SRI LANKA: Civil society in Sri Lanka must learn lessons from the people’s movement in Nepal

FOR IMMEDIATE RELEASE
AS-080-2006 
April 25, 2006

A Statement by the Asian Human Rights Commission (AHRC)

SRI LANKA: Civil society in Sri Lanka must learn lessons from the people’s movement in Nepal

As a major victory is being won by the Nepalese people in reclaiming democracy and the Constitution from the grip of the country’s despicable monarch, Gyenendra, who staged a coup against his own people, it may be a good time to reflect on why civil society has been unable to emerge with vigour to defend democracy in Sri Lanka.

It may be a good occasion to ask this, as civil society has done little to win back the limited achievements, comprised in the 17th Amendment to the Constitution, made against the absolute power of the executive presidency. These achievements have been stolen from the people through the refusal by the president and the government to appoint the members of the Constitutional Council, which has the powers of appointment for other vital commissions. While the Nepalese people have been able to defeat an actual coup, performed by the King of Nepal with the backing of the military, Sri Lankan civil society has been unable even to deal with the issue of the 17th Amendment.

The victors in Nepal are not the political parties or the Maoist insurgents. What these parties have failed to do and the Maoists could not do in spite of occupying large areas of the country and using violence, the people have succeeded in doing by gathering tens of thousands of persons to defy the King’s orders to shoot to kill. Within three weeks, the King has capitulated, perhaps still hoping to save his skin. Sri Lankans claim greater literacy and better political enlightenment, but never has the Sri Lankan people’s movement been able to emerge beyond the political parties to express their own free will independently.

Perhaps it may be time to examine the causes of this apparent weakness in Sri Lankan civil society. The blame is often laid on the educated classes, which have demonstrated their incapacity to take up a common cause with the ordinary people, even on matters of democracy and basic human rights. The members of the middle class have often been confused by and preoccupied with their own limited interests and have felt somewhat insecure in the face of the large scale education of the children of the ordinary folk. The educated class, by and large, stands opposed to the democratic participation of these newly educated young people in the country.
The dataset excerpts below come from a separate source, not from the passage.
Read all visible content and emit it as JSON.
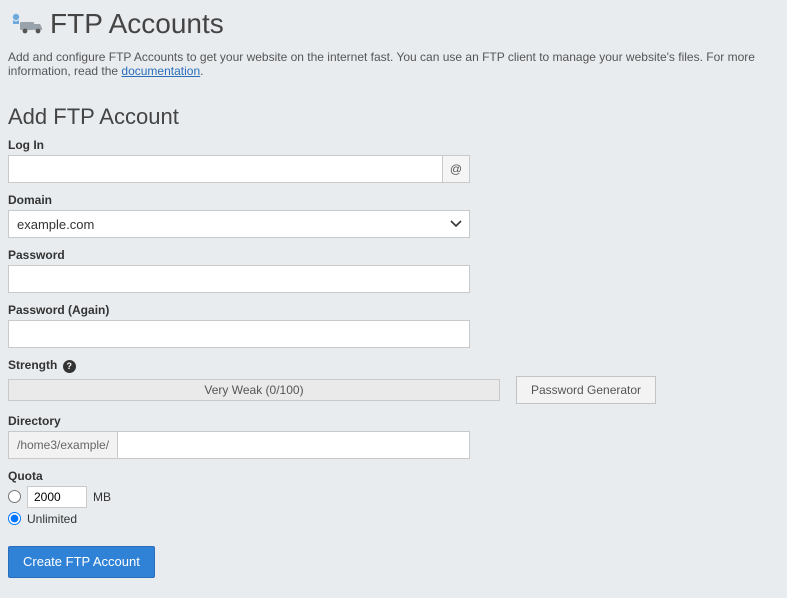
{
  "header": {
    "title": "FTP Accounts"
  },
  "intro": {
    "text_before_link": "Add and configure FTP Accounts to get your website on the internet fast. You can use an FTP client to manage your website's files. For more information, read the ",
    "link_text": "documentation",
    "text_after_link": "."
  },
  "form": {
    "heading": "Add FTP Account",
    "login": {
      "label": "Log In",
      "value": "",
      "addon": "@"
    },
    "domain": {
      "label": "Domain",
      "selected": "example.com"
    },
    "password": {
      "label": "Password",
      "value": ""
    },
    "password_again": {
      "label": "Password (Again)",
      "value": ""
    },
    "strength": {
      "label": "Strength",
      "meter_text": "Very Weak (0/100)",
      "generator_button": "Password Generator"
    },
    "directory": {
      "label": "Directory",
      "prefix": "/home3/example/",
      "value": ""
    },
    "quota": {
      "label": "Quota",
      "limited_value": "2000",
      "limited_unit": "MB",
      "unlimited_label": "Unlimited"
    },
    "submit_label": "Create FTP Account"
  }
}
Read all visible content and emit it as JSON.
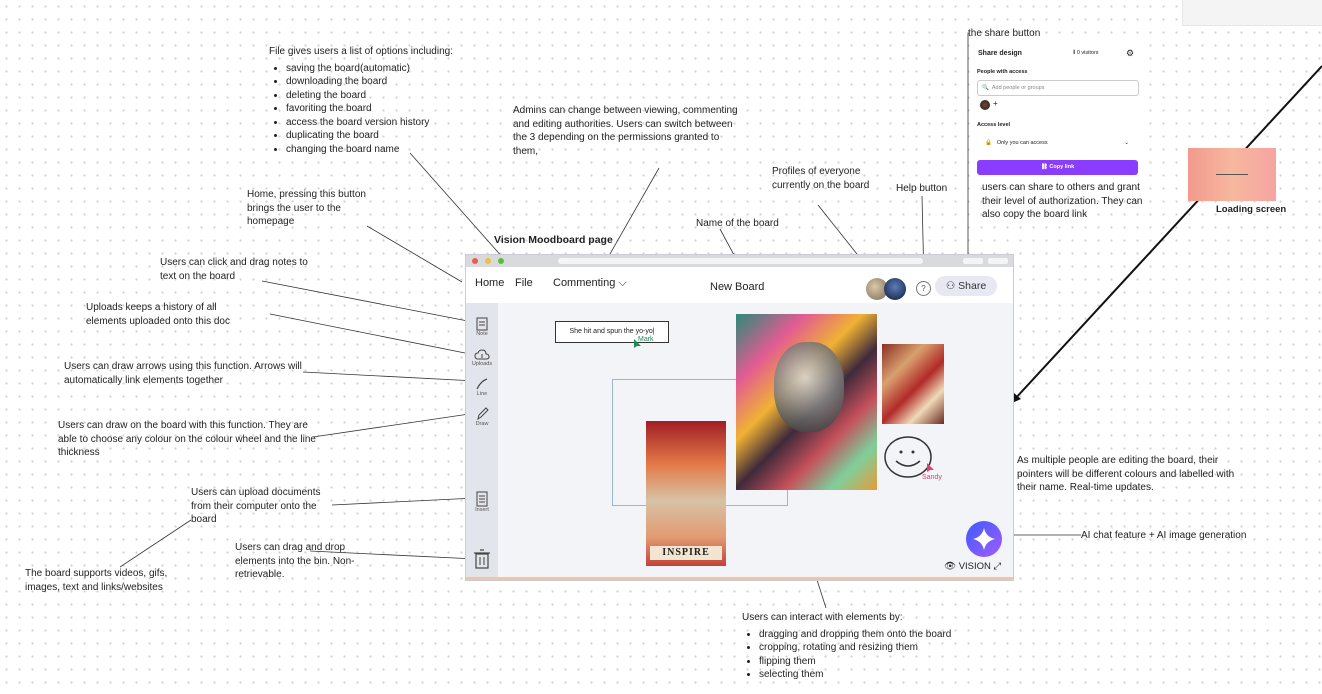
{
  "page_title": "Vision Moodboard page",
  "loading_title": "Loading screen",
  "board": {
    "nav": {
      "home": "Home",
      "file": "File",
      "commenting": "Commenting"
    },
    "name": "New Board",
    "help": "?",
    "share": "Share",
    "tools": [
      {
        "label": "Note"
      },
      {
        "label": "Uploads"
      },
      {
        "label": "Line"
      },
      {
        "label": "Draw"
      },
      {
        "label": "Insert"
      }
    ],
    "note_text": "She hit and spun the yo-yo|",
    "cursor_mark": "Mark",
    "cursor_sandy": "Sandy",
    "collage_text": "INSPIRE",
    "brand": "VISION"
  },
  "share_panel": {
    "title": "Share design",
    "visitors": "0 visitors",
    "people_label": "People with access",
    "search_placeholder": "Add people or groups",
    "access_label": "Access level",
    "access_value": "Only you can access",
    "copy_link": "Copy link"
  },
  "annotations": {
    "file_intro": "File gives users a list of options including:",
    "file_options": [
      "saving the board(automatic)",
      "downloading the board",
      "deleting the board",
      "favoriting the board",
      "access the board version history",
      "duplicating the board",
      "changing the board name"
    ],
    "admins": "Admins can change between viewing, commenting and editing authorities. Users can switch between the 3 depending on the permissions granted to them,",
    "profiles": "Profiles of everyone currently on the board",
    "help": "Help button",
    "share_button": "the share button",
    "share_desc": "users can share to others and grant their level of authorization. They can also copy the board link",
    "home": "Home, pressing this button brings the user to the homepage",
    "name": "Name of the board",
    "notes": "Users can click and drag notes to text on the board",
    "uploads": "Uploads keeps a history of all elements uploaded onto this doc",
    "arrows": "Users can draw arrows using this function. Arrows will automatically link elements together",
    "draw": "Users can draw on the board with this function. They are able to choose any colour on the colour wheel and the line thickness",
    "insert": "Users can upload documents from their computer onto the board",
    "bin": "Users can drag and drop elements into the bin. Non-retrievable.",
    "supports": "The board supports videos, gifs, images, text and links/websites",
    "multiple": "As multiple people are editing the board, their pointers will be different colours and labelled with their name. Real-time updates.",
    "ai": "AI chat feature + AI image generation",
    "interact_intro": "Users can interact with elements by:",
    "interact_options": [
      "dragging and dropping them onto the board",
      "cropping, rotating and resizing them",
      "flipping them",
      "selecting them"
    ]
  }
}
Particularly since the 1978 Constitution usurped the power from a democratic system in favour of virtual absolute power by the executive president, hardly any attempts have been made by the people to wrest power back to democracy. This is at least partly due to the fact that people have depended too much on the political parties, and the political parties have, in turn, used the people to come to power and then to abandon their aspirations. Even the massive resistance that rose against the reign of terror under presidents Jayawardene and Premadasa was used only for the opposition to come to power and, once in power, the promise to dissolve the position of executive president was abandoned. The promises to prosecute the perpetrators of disappearances, torture and other gross abuses of human rights in the south, north and east were also completely forgotten.

The people have not yet learned to develop their own independent strategies through which the political parties could be bound to restore democracy and to ensure the continuation of the democratic process. The issue of civil society finding its own independent course for the realisation of the commitment to democracy as its primary objective also suffered due to nationalism, which rose both in the majority and the minority communities, dividing the capacity of the people to stand against authoritarianism. Even the various peace movements that arose did little to awaken the people as a whole to be united in the defence of democracy as a primary framework within which the rights of all groups would be respected. In the absence of any serious commitment to democracy, there has been no possibility at all for results in the search for genuine resolution of the ethnic issue. Bluff politics mixed with corruption keep the people confused while a few benefit through the betrayal of the people’s aspirations.

It is time for independent interventions from the people to emerge in the same way as it has done in Nepal, to assert their will and to be able to dictate terms to the political parties. A self-critical approach by all civil society movements is a primary issue now. The issue of the abandonment of the 17th Amendment provides a forum through which civil society movements can begin to gather with the idea of reasserting the people’s place in the political affairs of the country. The Asian Human Rights Commission fervently hopes that Sri Lanka will learn a lesson from the peoples’ intervention in Nepal in the last few days and repeat it in their own way in the near future.